Michaletz and Coughlan eventually decided to seek local investors to open a bank on Belgrade Avenue. Several prominent businessmen each invested $2,000, and the Coughlan family took a major stake. Valley National Bank was incorporated for a mere $200,000 in equity. (By contrast, the bank, now owned by Frandsen Bank and Trust, is part of a group of more than three dozen banks with nearly $200 million in equity as well as $1.5 billion in assets.)
The bank opened for business on August first, 1963.
North Mankato didn’t have much of a business district at the time — several bars, Mutch hardware, a bowling alley, a barbershop, Brennan’s gas station at Belgrade and Range, and of course, the old Marigold Dairy complex at the east end of Belgrade. Now they had added a bank, tiny though it was.
With a number of major, well-established banks across the river, the question was obvious: how would that new bank in a trailer attract clients?
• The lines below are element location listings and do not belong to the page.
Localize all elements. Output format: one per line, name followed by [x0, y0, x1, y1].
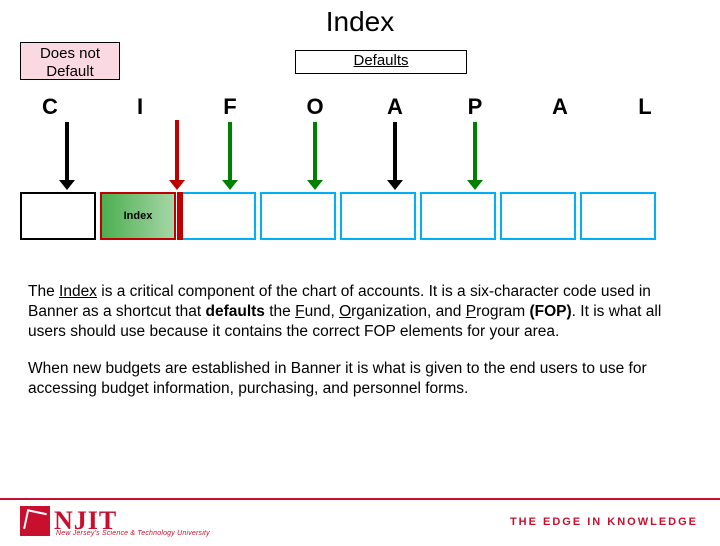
letter-a1: A	[380, 94, 410, 120]
does-not-default-box: Does not Default	[20, 42, 120, 80]
diagram-area: Does not Default Defaults C I F O A P A …	[20, 42, 700, 272]
p1-o: O	[339, 303, 351, 320]
defaults-box: Defaults	[295, 50, 467, 74]
cell-c	[20, 192, 96, 240]
p1-the: the	[265, 303, 295, 320]
logo-subtitle: New Jersey's Science & Technology Univer…	[56, 530, 210, 537]
p1-rg: rganization, and	[351, 303, 466, 320]
arrow-f	[228, 122, 232, 182]
cell-o	[260, 192, 336, 240]
p1-rogram: rogram	[476, 303, 529, 320]
arrow-o	[313, 122, 317, 182]
arrow-a1	[393, 122, 397, 182]
letter-l: L	[630, 94, 660, 120]
p1-text: The	[28, 283, 59, 300]
red-strip	[177, 192, 183, 240]
letter-o: O	[300, 94, 330, 120]
arrow-c	[65, 122, 69, 182]
footer-line	[0, 498, 720, 500]
arrow-p	[473, 122, 477, 182]
letter-f: F	[215, 94, 245, 120]
cell-row: Index	[20, 192, 660, 240]
paragraph-1: The Index is a critical component of the…	[28, 282, 692, 341]
letter-c: C	[35, 94, 65, 120]
letter-p: P	[460, 94, 490, 120]
p1-index: Index	[59, 283, 97, 300]
p1-p: P	[466, 303, 476, 320]
cell-index: Index	[100, 192, 176, 240]
letter-a2: A	[545, 94, 575, 120]
cell-a1	[340, 192, 416, 240]
p1-fop: (FOP)	[529, 303, 571, 320]
cell-l	[580, 192, 656, 240]
cell-a2	[500, 192, 576, 240]
p1-und: und,	[305, 303, 339, 320]
edge-tagline: THE EDGE IN KNOWLEDGE	[510, 516, 698, 528]
arrow-i	[175, 120, 179, 182]
p1-f: F	[295, 303, 304, 320]
footer: NJIT New Jersey's Science & Technology U…	[0, 498, 720, 546]
cell-f	[180, 192, 256, 240]
paragraph-2: When new budgets are established in Bann…	[28, 359, 692, 399]
page-title: Index	[0, 6, 720, 38]
p1-defaults: defaults	[206, 303, 265, 320]
cell-p	[420, 192, 496, 240]
letter-i: I	[125, 94, 155, 120]
logo-mark-icon	[20, 506, 50, 536]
Then-bank-President, John N. Maiers, offered a solution: “Ask [people you know] what interest rate they’re paying for their car loan, for their mortgage. Then, if you lower your interest rate by one-half percent,” Maiers said, “you’ll get customers!”
In May of 1964, Valley National moved east, just across the parking lot into a portion of a big two-story building built of Coughlan stone. The bank remains there to this day. An artist’s rendering in an ad for the grand opening even shows, they now had one of those new-fangled drive-by tellers. A Free Press ad for the grand opening calls it “Minnesota’s newest and growingest bank,” adding that they would be giving away eight $30 GE radios as door prizes!
By 1966, the bank was successful enough that they needed new capital. A group of new investor/directors was added that included a young man who had just become president of Carlson Craft, Glen Taylor.